One day after being detained at the Canadian border trying to enter Washington State, Jacob Appelbaum jokes about writing the first Yelp reviews of all of our nation's airport detention areas. "Two thumbs up my ass," he quips, referring to the invasive welcome he gets every time he reenters the country.

But Appelbaum's bravado belies an angst that might seem paranoid if it weren't justified. The 28-year-old University of Washington researcher recently earned notoriety as the American face of WikiLeaks, and with it the ire of US government officials eager to punish somebody—anybody—for last year's leak of embarrassing helicopter footage and massive dump of diplomatic cables. The harassment is beginning to take its intended toll.

"In the middle of the night, when I hear a noise, I have to ask myself, 'Is this it? Do they have guns? Do I accidentally get shot?'" Only this time, Appelbaum's not joking.

One of only five persons named in a controversial Department of Justice subpoena and national security letter demanding that Twitter provide identifying information on more than 600,000 followers of WikiLeaks, Appelbaum has every reason to fear the worst. WikiLeaks editor in chief Julian Assange is already under house arrest in Britain, awaiting extradition to Sweden, while accused whistle-blower Bradley Manning is being held in solitary confinement at the Marine Corps brig in Quantico, Virginia. "You don't look like you're going to do so well in prison," Appelbaum says a US Army interrogator taunted him during his first detainment, implying that he would soon meet a similar fate.

"To me, they are a clear and present danger to America," Representative Peter King (R-NY), chair of the House Committee on Homeland Security, said of WikiLeaks members on WNIS radio in November. King urged the State Department to declare WikiLeaks a "foreign terrorist organization... By doing that, we will be able to seize their funds and go after anyone who provides them with any help or contributions or assistance whatsoever."

Although he volunteered for WikiLeaks for a couple of years as a data-security and anonymity expert, Appelbaum's troubles began only last August, shortly after delivering a keynote address on Assange's behalf at the Hackers on Planet Earth conference in New York. Two weeks later, when he was flying into Newark from a conference in Berlin, customs agents met him at the plane and detained him for "random" screening. Appelbaum was thoroughly frisked ("They actually put on the gloves and felt my testicles," he says) and his belongings were searched, his receipts photocopied, and his laptop and three cell phones seized. Then he was handed over to a US Army official for further questioning. It's a cliché to describe a run-in with government bureaucrats as "Kafkaesque," but when people from the government tell you that they're handing you over to agents they describe as "people from the government," that qualifies.
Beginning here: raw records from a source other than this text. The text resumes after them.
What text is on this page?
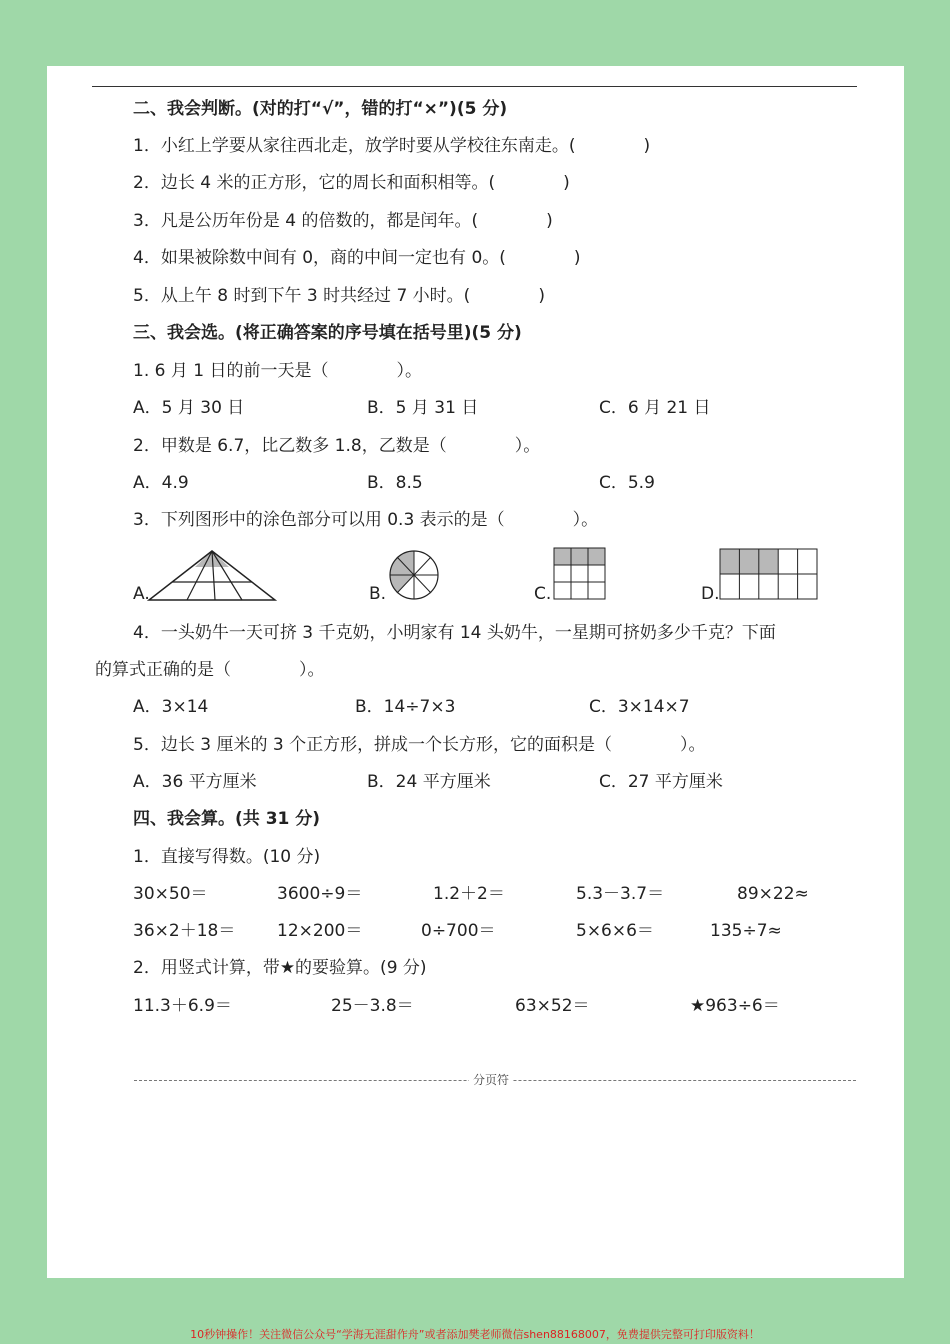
二、我会判断。(对的打“√”，错的打“×”)(5 分)
1．小红上学要从家往西北走，放学时要从学校往东南走。(　　　　)
2．边长 4 米的正方形，它的周长和面积相等。(　　　　)
3．凡是公历年份是 4 的倍数的，都是闰年。(　　　　)
4．如果被除数中间有 0，商的中间一定也有 0。(　　　　)
5．从上午 8 时到下午 3 时共经过 7 小时。(　　　　)
三、我会选。(将正确答案的序号填在括号里)(5 分)
1. 6 月 1 日的前一天是（　　　　）。
A．5 月 30 日	B．5 月 31 日	C．6 月 21 日
2．甲数是 6.7，比乙数多 1.8，乙数是（　　　　）。
A．4.9	B．8.5	C．5.9
3．下列图形中的涂色部分可以用 0.3 表示的是（　　　　）。
A.	B.	C.	D.
4．一头奶牛一天可挤 3 千克奶，小明家有 14 头奶牛，一星期可挤奶多少千克？下面
的算式正确的是（　　　　）。
A．3×14	B．14÷7×3	C．3×14×7
5．边长 3 厘米的 3 个正方形，拼成一个长方形，它的面积是（　　　　）。
A．36 平方厘米	B．24 平方厘米	C．27 平方厘米
四、我会算。(共 31 分)
1．直接写得数。(10 分)
30×50＝	3600÷9＝	1.2＋2＝	5.3－3.7＝	89×22≈
36×2＋18＝ 12×200＝	0÷700＝	5×6×6＝	135÷7≈
2．用竖式计算，带★的要验算。(9 分)
11.3＋6.9＝	25－3.8＝	63×52＝	★963÷6＝
分页符
10秒钟操作！关注微信公众号“学海无涯甜作舟”或者添加樊老师微信shen88168007，免费提供完整可打印版资料！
Four hours later, after being questioned about everything from Assange's whereabouts to his own opinions on the wars in Iraq and Afghanistan—and after being denied access to a lawyer, a phone call, and a restroom—Appelbaum was finally released. But like the army official promised, this is now his life, and the same routine of humiliation and intimidation is repeated every time he crosses the border, something Appelbaum does frequently in his part-time job as a developer and evangelist for the Tor Project, an open-source routing network used by dissidents worldwide to shield their online identity from oppressive regimes. (In one of the many ironies surrounding Appelbaum's predicament, Tor—which brought him to WikiLeaks, and which preserves the anonymity of WikiLeaks contributors—was originally funded by US government research grants.)

The latest incident occurred on March 30, when Appelbaum was detained for hours by US customs officials in the prescreening area of the Toronto airport as he attempted to catch a flight back to Seattle. Nobody would tell him why he was being held. Nobody seemed interested in letting him catch his flight. He missed it. Appelbaum eventually booked a flight to Vancouver, BC, rented a car, and attempted to drive across the border. Not surprisingly, he was again detained, again denied a phone call, and again denied the use of a restroom.

"It's total fucking bullshit," Appelbaum vents. "They can make you miss your flight and piss your pants, and treat you like a criminal."

As for what's next, Appelbaum can only speculate. The Twitter subpoena is secret, so he has no idea what, if any, crimes have been alleged, and the border agents consistently refuse to explain why he's being detained, though they assure him it's serious.

What he does know is that his life is not going to get easier anytime soon. Once you fall into the system—the system he's spent his career helping others avoid—there's no recourse, he laments.